Het verschil: verstrekken en ter beschikking stellen
Veel werkgevers delen aan werknemers bijvoorbeeld een mobiele telefoon, tablet, fiets of een auto van de zaak uit. Het maakt daarbij wel verschil of hij deze aan de werknemers verstrekt of ter beschikking stelt.
Als een werkgever een voorziening verstrekt aan een werknemer, wordt de werknemer de eigenaar van die voorziening. De werkgever schaft deze aan – en bepaalt in veel gevallen welke voorziening de werknemer gaat gebruiken – maar hij geeft hem aan de werknemer. Die mag er vervolgens over beschikken.

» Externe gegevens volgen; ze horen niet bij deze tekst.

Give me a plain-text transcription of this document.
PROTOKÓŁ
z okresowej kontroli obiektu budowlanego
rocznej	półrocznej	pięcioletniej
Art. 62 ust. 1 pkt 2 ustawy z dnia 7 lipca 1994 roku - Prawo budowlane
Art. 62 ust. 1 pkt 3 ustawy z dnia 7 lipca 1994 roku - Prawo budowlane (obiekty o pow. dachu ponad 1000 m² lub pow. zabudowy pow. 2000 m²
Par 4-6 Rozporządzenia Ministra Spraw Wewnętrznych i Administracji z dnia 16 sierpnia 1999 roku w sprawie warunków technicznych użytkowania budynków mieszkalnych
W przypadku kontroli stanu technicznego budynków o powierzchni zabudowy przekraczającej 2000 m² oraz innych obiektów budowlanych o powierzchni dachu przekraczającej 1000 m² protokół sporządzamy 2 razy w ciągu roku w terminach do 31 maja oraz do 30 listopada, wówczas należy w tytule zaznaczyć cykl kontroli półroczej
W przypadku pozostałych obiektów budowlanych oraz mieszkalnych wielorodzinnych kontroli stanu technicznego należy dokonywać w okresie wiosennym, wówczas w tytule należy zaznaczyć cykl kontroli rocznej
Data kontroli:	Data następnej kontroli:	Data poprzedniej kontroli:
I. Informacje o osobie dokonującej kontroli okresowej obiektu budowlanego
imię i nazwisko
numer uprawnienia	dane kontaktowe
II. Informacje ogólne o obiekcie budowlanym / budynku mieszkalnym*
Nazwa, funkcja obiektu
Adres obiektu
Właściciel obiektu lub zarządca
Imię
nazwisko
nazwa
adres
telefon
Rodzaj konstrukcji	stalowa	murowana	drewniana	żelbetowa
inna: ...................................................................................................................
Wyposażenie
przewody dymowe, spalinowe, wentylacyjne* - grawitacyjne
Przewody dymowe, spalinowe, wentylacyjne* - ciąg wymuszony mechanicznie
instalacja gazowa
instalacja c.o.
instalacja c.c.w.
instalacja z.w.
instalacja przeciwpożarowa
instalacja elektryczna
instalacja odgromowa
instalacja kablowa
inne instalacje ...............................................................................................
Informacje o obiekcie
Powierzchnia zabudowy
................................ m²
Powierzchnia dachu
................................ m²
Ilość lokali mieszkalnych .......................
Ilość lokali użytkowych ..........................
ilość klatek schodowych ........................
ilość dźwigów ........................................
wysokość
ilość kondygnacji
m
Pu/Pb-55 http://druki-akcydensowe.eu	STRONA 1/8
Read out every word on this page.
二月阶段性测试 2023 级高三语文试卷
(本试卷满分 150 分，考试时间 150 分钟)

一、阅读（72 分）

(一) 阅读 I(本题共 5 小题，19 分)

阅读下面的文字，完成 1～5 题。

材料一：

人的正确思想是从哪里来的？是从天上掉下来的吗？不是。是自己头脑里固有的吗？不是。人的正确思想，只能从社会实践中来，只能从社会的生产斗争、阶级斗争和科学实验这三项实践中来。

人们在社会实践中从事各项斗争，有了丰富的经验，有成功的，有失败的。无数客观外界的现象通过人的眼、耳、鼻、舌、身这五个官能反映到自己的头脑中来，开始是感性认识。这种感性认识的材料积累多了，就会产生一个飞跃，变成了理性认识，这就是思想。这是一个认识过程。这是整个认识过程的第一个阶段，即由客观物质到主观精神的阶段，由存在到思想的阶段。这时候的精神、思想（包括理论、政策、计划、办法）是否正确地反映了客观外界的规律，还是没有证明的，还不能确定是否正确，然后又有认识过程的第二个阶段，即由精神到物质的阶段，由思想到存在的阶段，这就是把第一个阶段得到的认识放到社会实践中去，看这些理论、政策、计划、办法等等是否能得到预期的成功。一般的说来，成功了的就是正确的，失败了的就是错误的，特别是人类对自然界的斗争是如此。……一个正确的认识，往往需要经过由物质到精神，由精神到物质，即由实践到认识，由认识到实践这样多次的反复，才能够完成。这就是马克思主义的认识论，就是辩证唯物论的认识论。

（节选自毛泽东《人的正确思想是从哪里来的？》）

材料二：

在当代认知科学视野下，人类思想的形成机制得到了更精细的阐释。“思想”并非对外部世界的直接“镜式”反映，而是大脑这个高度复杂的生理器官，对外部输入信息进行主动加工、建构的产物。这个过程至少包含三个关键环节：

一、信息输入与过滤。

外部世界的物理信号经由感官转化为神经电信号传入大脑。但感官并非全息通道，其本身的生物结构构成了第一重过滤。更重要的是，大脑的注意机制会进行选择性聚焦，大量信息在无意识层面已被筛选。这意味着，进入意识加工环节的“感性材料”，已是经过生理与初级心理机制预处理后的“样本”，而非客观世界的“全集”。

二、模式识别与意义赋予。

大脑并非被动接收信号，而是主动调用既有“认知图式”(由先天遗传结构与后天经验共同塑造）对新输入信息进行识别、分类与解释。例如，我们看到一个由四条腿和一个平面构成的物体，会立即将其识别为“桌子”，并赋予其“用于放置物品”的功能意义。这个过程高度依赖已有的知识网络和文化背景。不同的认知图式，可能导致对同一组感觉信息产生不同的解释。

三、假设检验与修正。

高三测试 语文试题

Werkgever kan ook eigenaar blijven
Bij een terbeschikkingstelling blijft de werkgever de eigenaar van de voorziening. Het bekendste voorbeeld is de terbeschikkingstelling van de auto van de zaak. De werknemer mag de auto dan wel gebruiken, maar hij wordt niet de eigenaar van de auto. Dat blijft de werkgever of de leasemaatschappij. Het grote verschil tussen een verstrekking en een terbeschikkingstelling zit hem dus in de eigenaar van de voorziening.
Er zijn ook overeenkomsten
Toch zijn er ook overeenkomsten tussen een verstrekking en een terbeschikkingstelling, namelijk op fiscaal vlak. Als de werkgever een voorziening uitdeelt, is die in principe belast loon. Voor zowel een verstrekking als een terbeschikkingstelling kan echter een gerichte vrijstelling of nihilwaardering gelden. Ze mogen dan onder voorwaarden onbelast blijven zonder dat ze van de vrije ruimte (e-learning) van de werkkostenregeling snoepen. Een (belaste) verstrekking of terbeschikkingstelling aanwijzen als eindheffingsloon en onderbrengen in de vrije ruimte om er zo onbelast loon voor de werknemer van te maken, mag ook. Er moet dan wel voldaan worden aan de gebruikelijkheidstoets (e-learning).
TERBESCHIKKINGSTELLING: de werkgever koopt de voorziening en stelt die voor gebruik ter beschikking aan de werknemer. De werkgever blijft de eigenaar van de voorziening, de werknemer mag hem alleen gebruiken.